Le Roi en jaune, Robert W.Chambers

Ed. Le Livre de poche, traduit de l'anglais (USA) par Christophe Thill,  octobre 2014, 408 pages, 8.9 euros

Recueil de dix nouvelles écrit en 1895, tenant à la fois du fantastique, du policier et de la romance, seuls les quatre premiers récits font directement référence à une pièce de théâtre inconnue en deux actes intitulée le Roi en jaune.

 

Couverture cartonnée, bandeau alléchant, quatrième de couverture explicite n'hésitant pas à user du terme chef d’œuvre, bref tous les ingrédients sont réunis pour enfin, par la lecture de ce recueil, mettre du sens aux passages obscurs de la série True Detective imaginée par Nic Pizzolatto, et semble-t-il  directement inspirée de la thématique développée dans cet ouvrage.
En fait, seules les quatre premières nouvelles parlent directement du Roi en jaune, pièce de théâtre maudite dont la lecture semble très dangereuse pour la santé mentale de son lecteur, car sous des aspects innocents, ses mots distillent un poison du plus mauvais effet. Ainsi, tous les personnages semblent la connaître, mais beaucoup, par crainte, en évitent la lecture. Dans le Restaurateur de réputations, on peut lire:
"- C'est un livre plein de vérités.
  - Oui, répondit-il, "des vérités" qui font perdre la raison aux hommes et brisent leur vie. Peu m'importe que ce livre soit, comme on l'a dit, l'essence suprême de l'art."
De cette pièce en deux actes, on ne sait rien, sauf quelques extraits en épigraphe de chacune des nouvelles.
Certes, on ne peut que constater que la lecture du Roi en jaune ne laisse pas indifférent. Ses lecteurs se reconnaissent par le signe jaune. Signe à la fois d'appartenance ou d'allégeance? L'explication reste ambigüe, toutefois, les membres de cette "dynastie Impériale d'Amérique" se sentent investis d'une mission de serviteur pour un Roi symbole de folie et de mort:
"C'est une couronne faite pour un roi parmi les rois, un empereur parmi les empereurs. Le Roi en jaune peut la dédaigner, mais elle sera portée par son royal serviteur."
Mais, pourquoi le jaune, et non pas le bleu, le rose ou le vert? Il semble qu'au 19ème siècle, cette couleur était décadente et soulignait "toute la volonté et le pouvoir de [me] nuire" (La cour du dragon)

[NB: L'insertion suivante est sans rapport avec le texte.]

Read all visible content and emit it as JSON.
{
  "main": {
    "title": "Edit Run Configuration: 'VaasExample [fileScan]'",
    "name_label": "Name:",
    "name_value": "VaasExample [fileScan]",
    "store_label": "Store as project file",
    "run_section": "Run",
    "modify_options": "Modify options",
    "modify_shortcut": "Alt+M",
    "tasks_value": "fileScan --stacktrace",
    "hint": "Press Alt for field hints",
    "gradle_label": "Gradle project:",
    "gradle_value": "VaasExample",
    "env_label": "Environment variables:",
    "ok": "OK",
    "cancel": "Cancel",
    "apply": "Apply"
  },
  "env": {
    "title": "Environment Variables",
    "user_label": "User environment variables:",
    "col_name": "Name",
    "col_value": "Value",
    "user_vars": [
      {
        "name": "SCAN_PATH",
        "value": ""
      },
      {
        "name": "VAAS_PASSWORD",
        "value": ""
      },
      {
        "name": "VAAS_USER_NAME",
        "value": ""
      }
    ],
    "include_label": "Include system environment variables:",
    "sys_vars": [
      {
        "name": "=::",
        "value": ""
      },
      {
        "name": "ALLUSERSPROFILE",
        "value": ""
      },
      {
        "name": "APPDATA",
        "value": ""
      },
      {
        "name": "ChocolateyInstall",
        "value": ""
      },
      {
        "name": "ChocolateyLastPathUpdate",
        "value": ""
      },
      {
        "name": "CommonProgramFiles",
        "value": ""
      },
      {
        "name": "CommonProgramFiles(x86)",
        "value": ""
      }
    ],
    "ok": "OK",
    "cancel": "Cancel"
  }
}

Faire le rapprochement avec True Detective s'avère être un tour de force, si bien que le traducteur propose, en postface, une étude assez intéressante sur la symbolique de la série et les parallèles qu'on peut y faire avec le texte, notamment la thématique du masque blême, ce fameux masque qui sous couvert de l'apparence cache en fait de terribles fêlures.
Ce que l'éditeur s'abstient de souligner, et qui pourtant, a son importance, c'est que nous sommes dans la pure tradition littéraire de l'époque et son approche du genre fantastique. Ainsi, quelques récits n'ont rien à envier aux nouvelles fantastiques de Maupassant ou Edgar Allan Poe.
Et si on ose même aller plus loin, on pourrait suggérer que le Roi en jaune, par son masque, est à l'origine du mythe urbain du clown, si présent Outre Manche, comme en fait référence La chambre verte:
"Le Clown tourna vers le miroir son visage poudré:
"Si être pâle c'est être beau, dit-il, qui peut se comparer à moi, avec mon masque blanc?
- Qui peut se comparer à lui, avec son masque blanc? Demandai-je à laMort assise près de moi.
- Qui peut se comparer à moi? Répondit la Mort, car je suis plus pâle encore.
- Tu es très belle", soupira le Clown en détournant du miroir son visage poudré."

Finalement, il faut lire Le Roi en jaune, non pas comme un ouvrage informatif sur une série à succès, mais bel et bien comme un recueil de nouvelles fantastiques  méconnues.